Personal information
- Full name: Elina Josefina Saksa
- Born: 28 March 2000 (age 26) Turku, Finland
- Height: 5 ft 5 in (165 cm)
- Sporting nationality: Finland
- Residence: Helsinki, Finland

Career
- College: University of Nevada, Las Vegas California State University, Fullerton Aalto University
- Turned professional: 2025
- Current tour: LET Access Series (joined 2025)

= Elina Saksa =

Finnish professional golfer (born 2000)

Elina Josefina Saksa (born 28 March 2000) is a Finnish professional golfer who competes on the LET Access Series (LETAS). She turned professional in 2025 and recorded four top-10 finishes during her debut season on LETAS.

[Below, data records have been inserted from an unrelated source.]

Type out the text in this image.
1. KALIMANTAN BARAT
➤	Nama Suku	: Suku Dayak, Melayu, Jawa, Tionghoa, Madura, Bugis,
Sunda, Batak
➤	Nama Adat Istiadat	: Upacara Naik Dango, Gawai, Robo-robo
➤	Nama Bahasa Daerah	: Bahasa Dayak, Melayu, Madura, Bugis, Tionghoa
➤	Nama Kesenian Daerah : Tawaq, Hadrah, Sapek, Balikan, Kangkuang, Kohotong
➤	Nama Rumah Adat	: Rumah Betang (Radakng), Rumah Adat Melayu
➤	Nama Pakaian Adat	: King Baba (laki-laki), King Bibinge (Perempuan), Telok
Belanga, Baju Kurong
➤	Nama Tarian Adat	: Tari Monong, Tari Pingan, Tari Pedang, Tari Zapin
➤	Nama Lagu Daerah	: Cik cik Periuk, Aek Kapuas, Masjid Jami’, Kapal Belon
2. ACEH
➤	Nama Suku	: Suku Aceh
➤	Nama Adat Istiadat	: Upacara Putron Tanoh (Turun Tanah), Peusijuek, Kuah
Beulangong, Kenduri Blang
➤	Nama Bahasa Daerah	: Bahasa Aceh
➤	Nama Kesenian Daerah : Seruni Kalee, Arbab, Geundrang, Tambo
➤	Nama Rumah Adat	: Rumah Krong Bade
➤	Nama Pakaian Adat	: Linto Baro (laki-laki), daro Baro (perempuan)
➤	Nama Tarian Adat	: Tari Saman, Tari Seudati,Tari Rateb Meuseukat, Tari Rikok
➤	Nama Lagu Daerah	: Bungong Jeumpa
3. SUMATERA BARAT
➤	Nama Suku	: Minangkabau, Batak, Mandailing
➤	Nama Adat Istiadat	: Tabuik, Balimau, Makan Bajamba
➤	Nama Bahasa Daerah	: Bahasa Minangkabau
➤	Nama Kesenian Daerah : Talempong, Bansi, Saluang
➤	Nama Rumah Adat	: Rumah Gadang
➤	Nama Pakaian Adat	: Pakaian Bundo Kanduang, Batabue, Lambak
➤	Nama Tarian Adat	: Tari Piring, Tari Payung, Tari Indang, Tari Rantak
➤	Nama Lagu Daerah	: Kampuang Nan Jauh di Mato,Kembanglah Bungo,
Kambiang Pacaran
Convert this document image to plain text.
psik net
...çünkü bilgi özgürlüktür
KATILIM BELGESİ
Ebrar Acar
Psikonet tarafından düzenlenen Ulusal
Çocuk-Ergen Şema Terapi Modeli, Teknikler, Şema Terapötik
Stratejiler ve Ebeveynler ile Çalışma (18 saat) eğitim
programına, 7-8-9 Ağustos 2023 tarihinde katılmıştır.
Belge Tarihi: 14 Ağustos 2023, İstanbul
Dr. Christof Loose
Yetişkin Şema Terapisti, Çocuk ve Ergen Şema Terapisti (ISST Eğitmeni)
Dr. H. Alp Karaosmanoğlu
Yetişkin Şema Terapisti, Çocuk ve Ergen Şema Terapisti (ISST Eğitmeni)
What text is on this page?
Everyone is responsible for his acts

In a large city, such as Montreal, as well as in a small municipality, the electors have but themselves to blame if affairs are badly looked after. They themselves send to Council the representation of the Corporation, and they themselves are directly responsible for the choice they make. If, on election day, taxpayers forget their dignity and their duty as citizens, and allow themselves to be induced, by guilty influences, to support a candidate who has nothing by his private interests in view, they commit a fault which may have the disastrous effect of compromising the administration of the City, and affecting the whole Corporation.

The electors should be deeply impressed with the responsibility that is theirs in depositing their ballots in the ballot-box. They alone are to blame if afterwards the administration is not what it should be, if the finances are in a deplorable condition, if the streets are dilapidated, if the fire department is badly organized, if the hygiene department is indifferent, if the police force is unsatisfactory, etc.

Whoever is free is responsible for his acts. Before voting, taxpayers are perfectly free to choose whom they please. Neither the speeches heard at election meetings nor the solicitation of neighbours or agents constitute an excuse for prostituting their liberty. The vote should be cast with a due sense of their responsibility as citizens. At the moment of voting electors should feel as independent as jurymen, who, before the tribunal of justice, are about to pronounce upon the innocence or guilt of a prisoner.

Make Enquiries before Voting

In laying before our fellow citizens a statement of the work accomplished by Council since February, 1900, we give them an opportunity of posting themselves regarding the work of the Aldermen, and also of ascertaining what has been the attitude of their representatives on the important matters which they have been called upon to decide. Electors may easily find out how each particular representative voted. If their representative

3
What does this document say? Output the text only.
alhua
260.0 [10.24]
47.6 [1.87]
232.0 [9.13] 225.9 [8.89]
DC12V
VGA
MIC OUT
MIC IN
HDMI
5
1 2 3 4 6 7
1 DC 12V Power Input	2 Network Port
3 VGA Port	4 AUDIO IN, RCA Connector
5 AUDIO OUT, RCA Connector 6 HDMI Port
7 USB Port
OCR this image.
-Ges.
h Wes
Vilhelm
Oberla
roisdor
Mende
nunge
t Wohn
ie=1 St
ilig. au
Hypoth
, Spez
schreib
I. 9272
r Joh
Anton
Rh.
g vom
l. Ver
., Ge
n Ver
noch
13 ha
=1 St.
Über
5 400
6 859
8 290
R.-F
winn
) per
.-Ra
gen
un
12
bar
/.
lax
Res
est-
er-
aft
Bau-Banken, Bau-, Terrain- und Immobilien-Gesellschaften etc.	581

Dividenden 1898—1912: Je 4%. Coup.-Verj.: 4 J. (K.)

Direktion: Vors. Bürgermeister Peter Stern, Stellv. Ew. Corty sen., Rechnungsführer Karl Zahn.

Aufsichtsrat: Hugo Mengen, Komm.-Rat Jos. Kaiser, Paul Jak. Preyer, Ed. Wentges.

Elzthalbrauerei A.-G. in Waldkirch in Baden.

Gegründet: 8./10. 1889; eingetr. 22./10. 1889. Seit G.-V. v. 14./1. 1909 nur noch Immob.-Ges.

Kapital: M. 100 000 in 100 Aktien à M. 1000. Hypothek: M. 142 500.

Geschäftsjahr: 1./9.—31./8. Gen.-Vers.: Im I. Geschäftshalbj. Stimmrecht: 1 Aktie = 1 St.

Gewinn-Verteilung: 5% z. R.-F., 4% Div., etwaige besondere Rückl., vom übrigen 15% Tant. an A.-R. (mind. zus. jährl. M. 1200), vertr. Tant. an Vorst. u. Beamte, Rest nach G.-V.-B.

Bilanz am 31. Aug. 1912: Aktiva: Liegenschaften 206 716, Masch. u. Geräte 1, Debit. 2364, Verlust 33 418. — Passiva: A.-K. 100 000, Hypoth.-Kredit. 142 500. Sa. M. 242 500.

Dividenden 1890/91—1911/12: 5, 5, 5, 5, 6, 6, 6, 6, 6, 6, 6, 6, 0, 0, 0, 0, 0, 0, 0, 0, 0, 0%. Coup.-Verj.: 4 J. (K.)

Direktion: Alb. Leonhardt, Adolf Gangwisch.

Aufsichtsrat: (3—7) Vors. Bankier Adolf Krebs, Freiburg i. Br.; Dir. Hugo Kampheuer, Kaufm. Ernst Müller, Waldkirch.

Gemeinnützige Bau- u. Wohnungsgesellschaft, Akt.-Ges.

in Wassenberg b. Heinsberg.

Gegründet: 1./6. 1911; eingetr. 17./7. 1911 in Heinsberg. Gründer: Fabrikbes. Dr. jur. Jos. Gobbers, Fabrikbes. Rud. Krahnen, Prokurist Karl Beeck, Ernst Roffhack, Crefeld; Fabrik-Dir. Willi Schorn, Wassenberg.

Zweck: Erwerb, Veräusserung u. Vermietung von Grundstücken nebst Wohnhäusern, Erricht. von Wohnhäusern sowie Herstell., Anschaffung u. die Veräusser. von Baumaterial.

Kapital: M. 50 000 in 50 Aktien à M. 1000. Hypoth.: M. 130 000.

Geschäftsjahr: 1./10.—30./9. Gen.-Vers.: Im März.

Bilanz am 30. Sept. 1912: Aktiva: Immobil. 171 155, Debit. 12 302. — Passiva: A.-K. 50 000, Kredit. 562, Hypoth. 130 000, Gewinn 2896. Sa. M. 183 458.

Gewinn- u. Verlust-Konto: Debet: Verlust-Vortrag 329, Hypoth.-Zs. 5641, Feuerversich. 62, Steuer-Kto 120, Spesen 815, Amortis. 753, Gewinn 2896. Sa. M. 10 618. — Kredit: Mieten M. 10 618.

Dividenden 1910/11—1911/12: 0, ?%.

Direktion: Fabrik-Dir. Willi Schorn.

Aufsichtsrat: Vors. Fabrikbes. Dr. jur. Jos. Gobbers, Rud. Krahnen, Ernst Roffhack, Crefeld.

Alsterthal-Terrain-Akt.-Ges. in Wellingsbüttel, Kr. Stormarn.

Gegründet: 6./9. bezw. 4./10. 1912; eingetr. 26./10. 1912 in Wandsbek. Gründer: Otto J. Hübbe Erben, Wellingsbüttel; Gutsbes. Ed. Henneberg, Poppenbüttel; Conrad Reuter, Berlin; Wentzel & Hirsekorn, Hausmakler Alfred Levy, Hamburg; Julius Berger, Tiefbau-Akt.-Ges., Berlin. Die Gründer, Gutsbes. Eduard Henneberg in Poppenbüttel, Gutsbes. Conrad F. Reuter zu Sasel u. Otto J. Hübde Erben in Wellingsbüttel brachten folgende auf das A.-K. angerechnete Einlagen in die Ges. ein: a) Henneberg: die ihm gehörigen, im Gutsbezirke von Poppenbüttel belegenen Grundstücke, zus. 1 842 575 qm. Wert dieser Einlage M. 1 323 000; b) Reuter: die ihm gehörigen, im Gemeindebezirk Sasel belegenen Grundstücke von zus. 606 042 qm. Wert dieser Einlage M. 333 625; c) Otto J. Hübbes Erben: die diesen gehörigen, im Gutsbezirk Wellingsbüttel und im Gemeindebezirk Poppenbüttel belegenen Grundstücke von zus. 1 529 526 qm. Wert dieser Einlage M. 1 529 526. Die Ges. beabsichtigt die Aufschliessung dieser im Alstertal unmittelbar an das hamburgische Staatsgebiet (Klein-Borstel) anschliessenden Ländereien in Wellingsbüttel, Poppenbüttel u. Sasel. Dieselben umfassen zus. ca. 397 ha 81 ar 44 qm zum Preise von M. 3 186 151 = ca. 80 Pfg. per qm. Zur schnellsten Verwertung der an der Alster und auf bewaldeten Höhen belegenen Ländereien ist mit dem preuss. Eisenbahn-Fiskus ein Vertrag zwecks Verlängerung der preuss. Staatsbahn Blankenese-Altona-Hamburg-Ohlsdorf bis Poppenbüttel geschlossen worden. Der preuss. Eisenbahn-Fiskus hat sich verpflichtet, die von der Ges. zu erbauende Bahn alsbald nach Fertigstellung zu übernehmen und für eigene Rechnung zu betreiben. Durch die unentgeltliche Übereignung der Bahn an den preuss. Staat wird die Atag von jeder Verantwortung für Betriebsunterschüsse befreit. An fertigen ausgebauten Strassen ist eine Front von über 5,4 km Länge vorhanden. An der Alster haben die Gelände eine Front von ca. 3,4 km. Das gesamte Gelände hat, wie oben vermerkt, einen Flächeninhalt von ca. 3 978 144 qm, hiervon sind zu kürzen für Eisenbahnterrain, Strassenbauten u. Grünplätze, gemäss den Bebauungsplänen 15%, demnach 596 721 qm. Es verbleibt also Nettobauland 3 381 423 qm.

== Early life and amateur career ==
Saksa was born in Turku, Finland. She began playing golf at the age of nine and focused exclusively on the sport from the age of 14, after previously competing in multiple sports,

As a junior golfer, Saksa achieved international success by winning the 2016 European Young Masters. In 2018, she represented Finland at the Summer Youth Olympic Games in Buenos Aires. She has also represented Finland in several international team competitions, including the European Ladies' Team Championship and the Espirito Santo Trophy.

At the national level, Saksa has won multiple Finnish titles, including the Finnish Ladies' National Stroke Play Championship in 2023.

== College career ==
Saksa played collegiate golf in the United States from 2019 to 2023. She began her collegiate career at the University of Nevada, Las Vegas, where she won the Las Vegas Collegiate Showdown during her first semester.

She later transferred to California State University, Fullerton. In 2021, she won the Jackrabbit Intercollegiate, marking her second collegiate victory. Saksa was named a Women's Golf Coaches Association (WGCA) All-American Scholar in each of her four collegiate seasons.

== Professional career ==
Saksa turned professional in 2025 and joined the LET Access Series. In her rookie season, she finished 29th in the Order of Merit and sixth in the Rookie of the Year standings. Her best result came in her professional debut at the Terre Blanche Ladies Open, where she finished tied for fourth.

For the 2026 season, Saksa holds full status on LETAS and conditional status on the Ladies European Tour.